Sur le modèle du dispositif dédié à la fermeture de la centrale de Fessenheim, qui a fait l'objet d'autorisations d'engagements dès 2016 pour une fermeture envisagée, à l'époque, fin 2018 ou début 2019, votre rapporteur juge nécessaire de créer dès cette année une nouvelle ligne budgétaire pour accompagner la fermeture des quatre dernières centrales électriques au charbon : il est en effet impératif d' engager dès à présent la transition industrielle des sites concernés.

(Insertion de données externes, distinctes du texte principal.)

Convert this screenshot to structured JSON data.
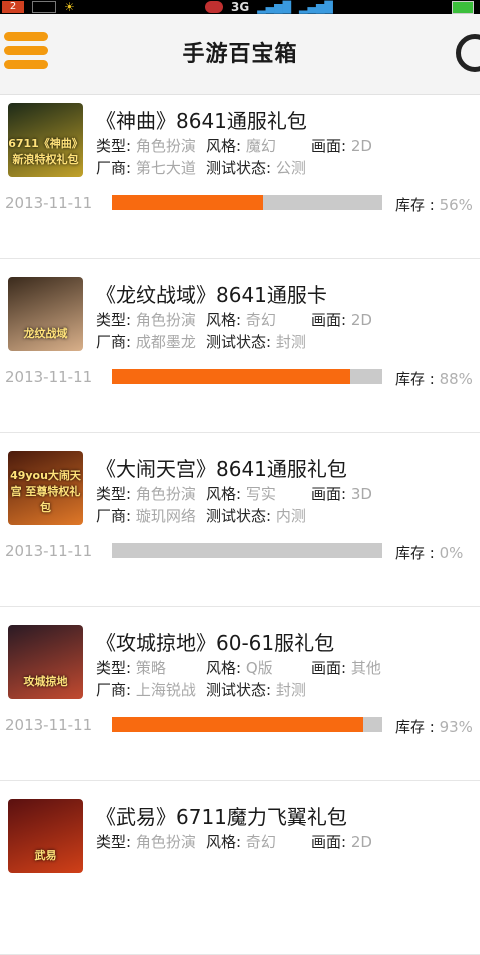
{
  "header": {
    "title": "手游百宝箱"
  },
  "statusbar": {
    "badge": "2",
    "network": "3G"
  },
  "labels": {
    "type": "类型:",
    "style": "风格:",
    "graphics": "画面:",
    "vendor": "厂商:",
    "test_status": "测试状态:",
    "stock": "库存 : "
  },
  "items": [
    {
      "name": "《神曲》8641通服礼包",
      "type": "角色扮演",
      "style": "魔幻",
      "graphics": "2D",
      "vendor": "第七大道",
      "test_status": "公测",
      "date": "2013-11-11",
      "stock": "56%",
      "stock_fraction": 0.56,
      "thumb_text": "6711《神曲》新浪特权礼包",
      "thumb_colors": [
        "#1d2a18",
        "#c2a22a"
      ]
    },
    {
      "name": "《龙纹战域》8641通服卡",
      "type": "角色扮演",
      "style": "奇幻",
      "graphics": "2D",
      "vendor": "成都墨龙",
      "test_status": "封测",
      "date": "2013-11-11",
      "stock": "88%",
      "stock_fraction": 0.88,
      "thumb_text": "龙纹战域",
      "thumb_colors": [
        "#3a2a1c",
        "#d9b08a"
      ]
    },
    {
      "name": "《大闹天宫》8641通服礼包",
      "type": "角色扮演",
      "style": "写实",
      "graphics": "3D",
      "vendor": "璇玑网络",
      "test_status": "内测",
      "date": "2013-11-11",
      "stock": "0%",
      "stock_fraction": 0.0,
      "thumb_text": "49you大闹天宫 至尊特权礼包",
      "thumb_colors": [
        "#4a1a0c",
        "#e07828"
      ]
    },
    {
      "name": "《攻城掠地》60-61服礼包",
      "type": "策略",
      "style": "Q版",
      "graphics": "其他",
      "vendor": "上海锐战",
      "test_status": "封测",
      "date": "2013-11-11",
      "stock": "93%",
      "stock_fraction": 0.93,
      "thumb_text": "攻城掠地",
      "thumb_colors": [
        "#2a1a24",
        "#c24a30"
      ]
    },
    {
      "name": "《武易》6711魔力飞翼礼包",
      "type": "角色扮演",
      "style": "奇幻",
      "graphics": "2D",
      "vendor": "",
      "test_status": "",
      "date": "",
      "stock": "",
      "stock_fraction": 0,
      "thumb_text": "武易",
      "thumb_colors": [
        "#5a1010",
        "#d04018"
      ]
    }
  ]
}
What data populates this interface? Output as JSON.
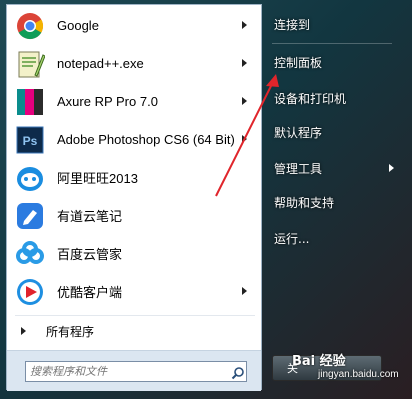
{
  "programs": [
    {
      "label": "Google",
      "icon": "chrome-icon",
      "has_submenu": true
    },
    {
      "label": "notepad++.exe",
      "icon": "notepadpp-icon",
      "has_submenu": true
    },
    {
      "label": "Axure RP Pro 7.0",
      "icon": "axure-icon",
      "has_submenu": true
    },
    {
      "label": "Adobe Photoshop CS6 (64 Bit)",
      "icon": "photoshop-icon",
      "has_submenu": true
    },
    {
      "label": "阿里旺旺2013",
      "icon": "aliwangwang-icon",
      "has_submenu": false
    },
    {
      "label": "有道云笔记",
      "icon": "youdao-note-icon",
      "has_submenu": false
    },
    {
      "label": "百度云管家",
      "icon": "baidu-cloud-icon",
      "has_submenu": false
    },
    {
      "label": "优酷客户端",
      "icon": "youku-icon",
      "has_submenu": true
    }
  ],
  "all_programs_label": "所有程序",
  "search": {
    "placeholder": "搜索程序和文件"
  },
  "right_items": [
    {
      "label": "连接到",
      "has_submenu": false
    },
    {
      "label": "控制面板",
      "has_submenu": false
    },
    {
      "label": "设备和打印机",
      "has_submenu": false
    },
    {
      "label": "默认程序",
      "has_submenu": false
    },
    {
      "label": "管理工具",
      "has_submenu": true
    },
    {
      "label": "帮助和支持",
      "has_submenu": false
    },
    {
      "label": "运行...",
      "has_submenu": false
    }
  ],
  "shutdown_label": "关",
  "watermark": {
    "logo": "Bai 经验",
    "url": "jingyan.baidu.com"
  },
  "colors": {
    "annotation_arrow": "#e0252b",
    "menu_left_bg": "#ffffff",
    "menu_right_text": "#ffffff"
  }
}
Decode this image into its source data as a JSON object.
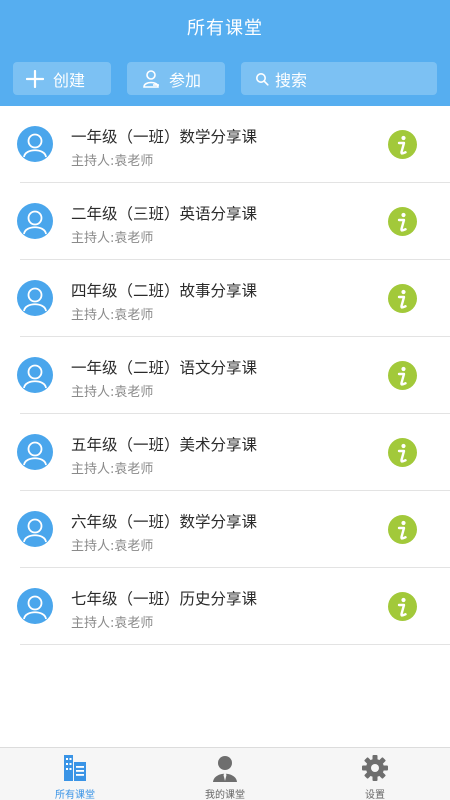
{
  "header": {
    "title": "所有课堂",
    "create_label": "创建",
    "join_label": "参加",
    "search_placeholder": "搜索"
  },
  "classes": [
    {
      "title": "一年级（一班）数学分享课",
      "host": "主持人:袁老师"
    },
    {
      "title": "二年级（三班）英语分享课",
      "host": "主持人:袁老师"
    },
    {
      "title": "四年级（二班）故事分享课",
      "host": "主持人:袁老师"
    },
    {
      "title": "一年级（二班）语文分享课",
      "host": "主持人:袁老师"
    },
    {
      "title": "五年级（一班）美术分享课",
      "host": "主持人:袁老师"
    },
    {
      "title": "六年级（一班）数学分享课",
      "host": "主持人:袁老师"
    },
    {
      "title": "七年级（一班）历史分享课",
      "host": "主持人:袁老师"
    }
  ],
  "tabbar": {
    "tabs": [
      {
        "label": "所有课堂",
        "icon": "building-icon",
        "active": true
      },
      {
        "label": "我的课堂",
        "icon": "person-icon",
        "active": false
      },
      {
        "label": "设置",
        "icon": "gear-icon",
        "active": false
      }
    ]
  },
  "colors": {
    "header_bg": "#56aef0",
    "button_bg": "#7cc1f3",
    "avatar_bg": "#4aa6ec",
    "info_icon": "#a2c93a",
    "active_tab": "#3a94e6"
  }
}
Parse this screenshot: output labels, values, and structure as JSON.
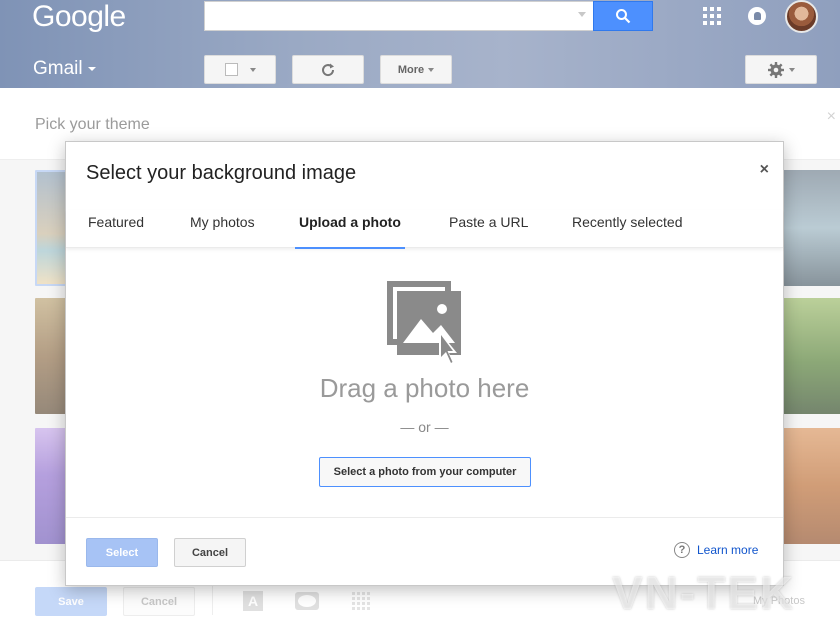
{
  "header": {
    "logo": "Google",
    "app_name": "Gmail",
    "more_label": "More"
  },
  "theme_picker": {
    "title": "Pick your theme",
    "close_glyph": "×",
    "save_label": "Save",
    "cancel_label": "Cancel",
    "text_icon_glyph": "A",
    "my_photos_label": "My Photos"
  },
  "dialog": {
    "title": "Select your background image",
    "close_glyph": "×",
    "tabs": [
      {
        "label": "Featured"
      },
      {
        "label": "My photos"
      },
      {
        "label": "Upload a photo"
      },
      {
        "label": "Paste a URL"
      },
      {
        "label": "Recently selected"
      }
    ],
    "drag_text": "Drag a photo here",
    "or_text": "— or —",
    "select_computer_label": "Select a photo from your computer",
    "select_label": "Select",
    "cancel_label": "Cancel",
    "learn_more_label": "Learn more",
    "help_glyph": "?"
  },
  "watermark": "VN-TEK",
  "colors": {
    "accent": "#4d90fe",
    "link": "#1155cc"
  }
}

Cette ligne nouvelle pourrait être dotée de 40 millions d'euros en autorisations d'engagement - même si l'évaluation des sommes requises devrait être affinée - et de 2 millions d'euros en crédits de paiement décaissables dès l'an prochain pour financer les premières études de faisabilité des projets.

Le fonds proposé financerait l' aide à la reconversion industrielle des sites, l'accompagnement social des salariés dans des bassins d'emplois déjà sinistrés et l'indemnisation des exploitants concernés pour la fermeture anticipée d'actifs industriels sur décision de l'État. Il complèterait ainsi l'article 25 du présent projet de loi de finances, qui ne traite aujourd'hui que de la compensation des pertes fiscales liées à ces fermetures, et pourrait être mis au service des actions identifiées dans les CTE de ces territoires .


* 86 Projet de décision de l'ASN modifiant certaines décisions applicables à la centrale nucléaire de Fessenheim exploitée par EDF, soumise à la consultation du public le 22 octobre 2018.

* 87 M. Pierre-Franck Chevet, entretien au Figaro, 26 octobre 2018.

* 88 Conseil d'État, décision n° 410109 du 25 octobre 2018.

* 89 Décret n° 2017-508 du 8 avril 2017 portant abrogation de l'autorisation d'exploiter la centrale nucléaire de Fessenheim.

* 90 Perte supérieure à 30 % par rapport à l'année précédente, représentant plus de 10 % des recettes fiscales.